Thursday, November 27, 2008

Geocoding with Google Spreadsheets (and Gadgets)

Update: Google is deprecating Google Spreadsheets gadgets, as they announced in this post, so I am no longer updating or supporting them. If you're a developer, you can try Apps Script or the Spreadsheets Data API to see if you can accomplish the same thing. If you're a user, sorry, sometimes Google shuts down little used features.

Recently, quite a few people pointed me out to Tony Hirst's post on "Data Scraping Wikipedia with Google Spreadsheets". This was a really cool post because it demonstrated alot of features about Google Spreadsheets that people don't take advantage of (but should, because they're awesome): importing data from webservices or websites, publishing spreadsheets, creating charts of data, etc. But, I was sad to see that Tony had to go through so much pain to just geocode the data. Most people I know wouldn't be able to create a Yahoo! Pipe to parse the CSV and geocode spreadsheet data.. there should be an easier way. Well, there is, and that's what this post will show.

Google Spreadsheets now lets people embed gadgets, just like they can on iGoogle, Orkut (OpenSocial), Google Maps (Mapplets), and other containers. Those gadgets can live within the spreadsheet, access un-published data from a worksheet, and manipulate that data into some useful or visual output. There are gadgets for creating timelines, motion charts, word clouds, and now, courtesy of me, a gadget for geocoding data. This is my secret weapon for geocoding small sets of data, and can hopefully help other people out there.

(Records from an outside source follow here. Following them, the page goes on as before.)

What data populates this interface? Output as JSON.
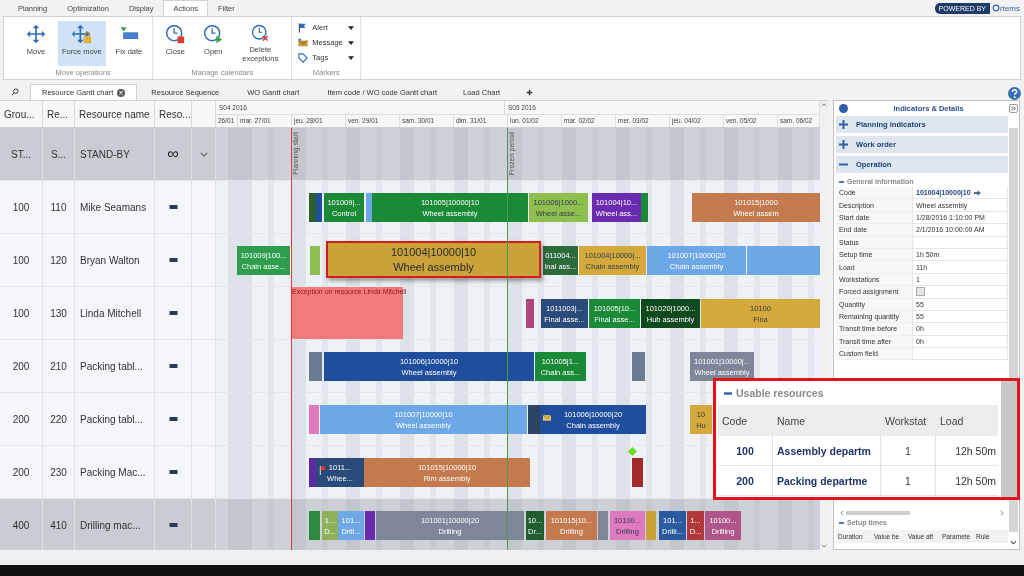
{
  "ribbon_tabs": [
    {
      "label": "Planning",
      "selected": false
    },
    {
      "label": "Optimization",
      "selected": false
    },
    {
      "label": "Display",
      "selected": false
    },
    {
      "label": "Actions",
      "selected": true
    },
    {
      "label": "Filter",
      "selected": false
    }
  ],
  "brand": {
    "tagline": "POWERED BY",
    "name": "rtems"
  },
  "ribbon_groups": [
    {
      "title": "Move operations",
      "kind": "large",
      "buttons": [
        {
          "label": "Move",
          "selected": false
        },
        {
          "label": "Force move",
          "selected": true
        },
        {
          "label": "Fix date",
          "selected": false
        }
      ]
    },
    {
      "title": "Manage calendars",
      "kind": "large",
      "buttons": [
        {
          "label": "Close",
          "selected": false
        },
        {
          "label": "Open",
          "selected": false
        },
        {
          "label": "Delete exceptions",
          "selected": false
        }
      ]
    },
    {
      "title": "Markers",
      "kind": "small",
      "buttons": [
        {
          "label": "Alert"
        },
        {
          "label": "Message"
        },
        {
          "label": "Tags"
        }
      ]
    }
  ],
  "doc_tabs": [
    {
      "label": "Resource Gantt chart",
      "selected": true
    },
    {
      "label": "Resource Sequence",
      "selected": false
    },
    {
      "label": "WO Gantt chart",
      "selected": false
    },
    {
      "label": "Item code / WO code Gantt chart",
      "selected": false
    },
    {
      "label": "Load Chart",
      "selected": false
    }
  ],
  "table": {
    "columns": [
      "Grou...",
      "Re...",
      "Resource name",
      "Reso..."
    ],
    "weeks": [
      "S04 2016",
      "S05 2016"
    ],
    "days": [
      "26/01",
      "mar. 27/01",
      "jeu. 28/01",
      "ven. 29/01",
      "sam. 30/01",
      "dim. 31/01",
      "lun. 01/02",
      "mar. 02/02",
      "mer. 03/02",
      "jeu. 04/02",
      "ven. 05/02",
      "sam. 06/02"
    ]
  },
  "time_markers": [
    {
      "label": "Planning start",
      "color": "#e03a3a"
    },
    {
      "label": "Frozen period",
      "color": "#4a9a4a"
    }
  ],
  "rows": [
    {
      "group": "ST...",
      "code": "S...",
      "name": "STAND-BY",
      "kind": "standby",
      "type": "∞",
      "shaded": true
    },
    {
      "group": "100",
      "code": "110",
      "name": "Mike Seamans",
      "kind": "resource",
      "shaded": false,
      "bars": [
        {
          "color": "#2e5e2e",
          "selected": false
        },
        {
          "color": "#1f4e9c",
          "selected": false
        },
        {
          "id": "101009|...",
          "op": "Control",
          "color": "#1a8a36",
          "selected": false
        },
        {
          "color": "#6ea7e6",
          "selected": false
        },
        {
          "id": "101005|10000|10",
          "op": "Wheel assembly",
          "color": "#1a8a36",
          "selected": false
        },
        {
          "id": "101006|1000...",
          "op": "Wheel asse...",
          "color": "#8fbf4f",
          "selected": false
        },
        {
          "id": "101004|10...",
          "op": "Wheel ass...",
          "color": "#6a2bb0",
          "selected": false
        },
        {
          "color": "#1a8a36",
          "selected": false
        },
        {
          "id": "101015|1000",
          "op": "Wheel assem",
          "color": "#c47a4e",
          "selected": false
        }
      ]
    },
    {
      "group": "100",
      "code": "120",
      "name": "Bryan Walton",
      "kind": "resource",
      "shaded": false,
      "bars": [
        {
          "id": "101009|100...",
          "op": "Chain asse...",
          "color": "#2e9e4e",
          "selected": false
        },
        {
          "color": "#8fbf4f",
          "selected": false
        },
        {
          "id": "101004|10000|10",
          "op": "Wheel assembly",
          "color": "#c9a23a",
          "selected": true
        },
        {
          "id": "011004...",
          "op": "inal ass...",
          "color": "#2e6b3a",
          "selected": false
        },
        {
          "id": "101004|10000|...",
          "op": "Chain assembly",
          "color": "#d4a83a",
          "selected": false
        },
        {
          "id": "101007|10000|20",
          "op": "Chain assembly",
          "color": "#6ea7e6",
          "selected": false
        },
        {
          "color": "#6ea7e6",
          "selected": false
        }
      ]
    },
    {
      "group": "100",
      "code": "130",
      "name": "Linda Mitchell",
      "kind": "resource",
      "shaded": false,
      "exception": "Exception on resource Linda Mitchell",
      "bars": [
        {
          "color": "#b0457a",
          "selected": false
        },
        {
          "id": "1011003|...",
          "op": "Final asse...",
          "color": "#2a4a7a",
          "selected": false
        },
        {
          "id": "101005|10...",
          "op": "Final asse...",
          "color": "#1a8a36",
          "selected": false
        },
        {
          "id": "101020|1000...",
          "op": "Hub assembly",
          "color": "#0f4a1f",
          "selected": false
        },
        {
          "id": "10100",
          "op": "Fina",
          "color": "#d4a83a",
          "selected": false
        }
      ]
    },
    {
      "group": "200",
      "code": "210",
      "name": "Packing tabl...",
      "kind": "resource",
      "shaded": false,
      "bars": [
        {
          "color": "#6d7c92",
          "selected": false
        },
        {
          "id": "101006|10000|10",
          "op": "Wheel assembly",
          "color": "#1f4e9c",
          "selected": false
        },
        {
          "id": "101005|1...",
          "op": "Chain ass...",
          "color": "#1a8a36",
          "selected": false
        },
        {
          "color": "#6d7c92",
          "selected": false
        },
        {
          "id": "101001|10000|...",
          "op": "Wheel assembly",
          "color": "#7d8799",
          "selected": false
        }
      ]
    },
    {
      "group": "200",
      "code": "220",
      "name": "Packing tabl...",
      "kind": "resource",
      "shaded": false,
      "bars": [
        {
          "color": "#e07ac0",
          "selected": false
        },
        {
          "id": "101007|10000|10",
          "op": "Wheel assembly",
          "color": "#6ea7e6",
          "selected": false
        },
        {
          "color": "#2e4463",
          "selected": false
        },
        {
          "id": "101006|10000|20",
          "op": "Chain assembly",
          "color": "#1f4e9c",
          "selected": false,
          "message": true
        },
        {
          "id": "10",
          "op": "Hu",
          "color": "#d4a83a",
          "selected": false
        }
      ]
    },
    {
      "group": "200",
      "code": "230",
      "name": "Packing Mac...",
      "kind": "resource",
      "shaded": false,
      "milestone": true,
      "bars": [
        {
          "color": "#5a2aa0",
          "selected": false
        },
        {
          "id": "1011...",
          "op": "Whee...",
          "color": "#2a4a7a",
          "selected": false,
          "flagged": true
        },
        {
          "id": "101015|10000|10",
          "op": "Rim assembly",
          "color": "#c47a4e",
          "selected": false
        },
        {
          "color": "#a52a2a",
          "selected": false
        }
      ]
    },
    {
      "group": "400",
      "code": "410",
      "name": "Drilling mac...",
      "kind": "resource",
      "shaded": true,
      "bars": [
        {
          "color": "#2e8a3e",
          "selected": false
        },
        {
          "id": "1...",
          "op": "D...",
          "color": "#8fb05a",
          "selected": false
        },
        {
          "id": "101...",
          "op": "Drill...",
          "color": "#6ea7e6",
          "selected": false
        },
        {
          "color": "#6a2bb0",
          "selected": false
        },
        {
          "id": "101001|10000|20",
          "op": "Drilling",
          "color": "#7d8799",
          "selected": false
        },
        {
          "id": "10...",
          "op": "Dr...",
          "color": "#1f5e2e",
          "selected": false
        },
        {
          "id": "101015|10...",
          "op": "Drilling",
          "color": "#c47a4e",
          "selected": false
        },
        {
          "color": "#7d8799",
          "selected": false
        },
        {
          "id": "10100...",
          "op": "Drilling",
          "color": "#e07ac0",
          "selected": false
        },
        {
          "color": "#c9a23a",
          "selected": false
        },
        {
          "id": "101...",
          "op": "Drilli...",
          "color": "#2a5aa0",
          "selected": false
        },
        {
          "id": "1...",
          "op": "D...",
          "color": "#b03a3a",
          "selected": false
        },
        {
          "id": "10100...",
          "op": "Drilling",
          "color": "#b0558a",
          "selected": false
        }
      ]
    }
  ],
  "details": {
    "title": "Indicators & Details",
    "sections": [
      {
        "label": "Planning indicators",
        "expanded": false
      },
      {
        "label": "Work order",
        "expanded": false
      },
      {
        "label": "Operation",
        "expanded": true
      }
    ],
    "group": "General information",
    "properties": [
      {
        "label": "Code",
        "kind": "link",
        "value": "101004|10000|10"
      },
      {
        "label": "Description",
        "kind": "text",
        "value": "Wheel assembly"
      },
      {
        "label": "Start date",
        "kind": "text",
        "value": "1/28/2016 1:10:00 PM"
      },
      {
        "label": "End date",
        "kind": "text",
        "value": "2/1/2016 10:00:00 AM"
      },
      {
        "label": "Status",
        "kind": "text"
      },
      {
        "label": "Setup time",
        "kind": "text",
        "value": "1h 50m"
      },
      {
        "label": "Load",
        "kind": "text",
        "value": "11h"
      },
      {
        "label": "Workstations",
        "kind": "text",
        "value": "1"
      },
      {
        "label": "Forced assignment",
        "kind": "checkbox",
        "checked": false
      },
      {
        "label": "Quantity",
        "kind": "text",
        "value": "55"
      },
      {
        "label": "Remaining quantity",
        "kind": "text",
        "value": "55"
      },
      {
        "label": "Transit time before",
        "kind": "text",
        "value": "0h"
      },
      {
        "label": "Transit time after",
        "kind": "text",
        "value": "0h"
      },
      {
        "label": "Custom field",
        "kind": "text"
      }
    ],
    "setup_times": {
      "title": "Setup times",
      "columns": [
        "Duration",
        "Value be",
        "Value aft",
        "Paramete",
        "Rule"
      ]
    }
  },
  "usable_resources": {
    "title": "Usable resources",
    "columns": [
      "Code",
      "Name",
      "Workstat",
      "Load"
    ],
    "rows": [
      [
        "100",
        "Assembly departm",
        "1",
        "12h 50m"
      ],
      [
        "200",
        "Packing departme",
        "1",
        "12h 50m"
      ]
    ]
  }
}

Here are the steps for geocoding a spreadsheet with the gadget:

  1. Create a new spreadsheet, and put the addresses into rows. If your address is composed of multiple columns, just concatenate those into one single column using the "&" operator. The image below shows a spreadsheet of Australian beaches:

  2. Click on the "Insert" menu and then select "Gadget...":

  3. This presents you with various categories of gadgets to choose from (similar to the iGoogle directory). My gadget isn't yet in the gallery, so you'll need to select "Custom" and then type in the URL to the gadget:

  4. The gadget will appear embedded in the current worksheet, and it will prompt you to select a range of data to send to the gadget. Select all the rows for the column with your address data, and you should see the Range text field update with the range. If it doesn't work, you can always manually type it in. After doing that, click the Apply button:

  5. Since I always hate having charts or gadgets cluttering my sheets (and I like taking advantage of screen real estate), I then usually select the "Move to own sheet" option from the gadget menu. If you don't opt to do that, atleast resize the gadget to give it a decent amount of space in the worksheet. (Image omitted because I accidentally wrote over it :).
  6. When the gadget loads, it will present instructions, a blank map area, and a "Find Addresses" button. Click the "Find Addresses" button. It will start sending geocoding calls using the Maps API, and filling in the sidebar and map with results. It will stop at 99 results, for both technical and legal reasons (just use the gadget multiple times if you have more data than that). Any addresses that failed to geocode will have a red marker and show up in the bottom left of the map. All the markers are draggable, so you can move them around to tweak the location (this was a really important feature to me- geocodes can often use a nudge or two). In this step, you may notice some of the data didn't geocode at all, and perhaps you'll go back to your spreadsheet, edit the address a bit, and do this step again. For example, I had to add "Australia" to some of the beaches in my spreadsheet for disambiguation with other beaches.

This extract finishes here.